Yesterday Google released it’s latest search service, News Archive Search which provides for access to newspapers and magazines, and other historical archives dating back more than 200 years. Results will lead to both free and pay content on publishers websites.
The search works just as you would imagine, but there’s a nice feature with a menu along the left letting you refine your search to certain time periods, through a timeline. You can see the menu in this image from my search for George Washington to the right. If you look at the partial results I left in the image you’ll notice the #2 result is about George Washington University, however by clicking on older dates in the timeline the results become more focused on the father of our country (‘our’ being any of us living in the U.S.).
As you click older dates to refine the results you get more dates even further back. This George Washington search allowed me to read the text from the Edinburgh Advertiser from 1776 at the NewspaperArchive.com site. The text was extracted from a scanned image of the original using an OCR (Optical Character Recognition) program and isn’t quite perfect as many of the words are a bit garbled. It is enough to get the gist of the article and had I wanted I could have paid to see a larger image of the original print copy.
You can also see in the image of the results that you can refine your search by specific publications in addition to the timeline. Using the advanced search option you can refine these on your own without the help of the menu links.

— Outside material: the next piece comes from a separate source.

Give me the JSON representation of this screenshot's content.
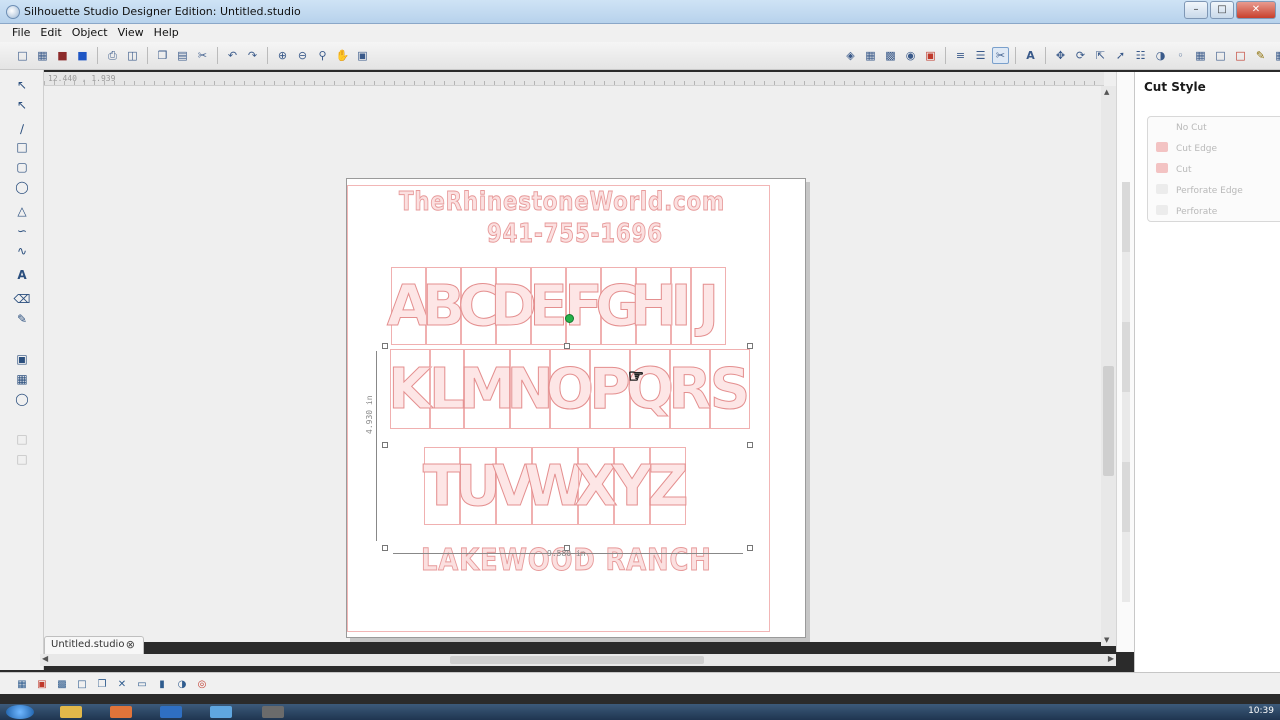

The service is a pretty nice one for a history buff like myself and will no doubt be a useful resource in saving a trip to the library for anyone doing research. As for how results are determined Google says:
News archive search aims to rank results such that the articles/events that would be of interest to users exploring history appear first. We take into account the full text of each article, the publication in which the article appears, how often the underlying event has been referred to or described, in what manner and by whom.
The databases where most of the information returned by the news archive has previously been unspidrerable because of where the information resides. This releases a wealth or previously unavailable information from the ‘dark web’ as the unspiderable pages have been called.
There isn’t any focus on monetization by Google at the moment, though that’s probably only because they haven’t figured out how yet. Missing are the usual text ads even for a search like viagra, which interestingly enough did return results prior to 1889 like the 1873 reference to Viagra Falls, which I assume is the OCR program’s failure to accurately produce Niagra Falls.
Overall the new service looks pretty good. Perhaps of more interest to those researching reports and articles or anyone interested in reading some very old newspapers, but a valuable service nonetheless. Most of the information contained here should be made available and many of those supplying the databases containing the information have been asking Google for quite some time to make this kind of services available. All in all a worthwhile new service.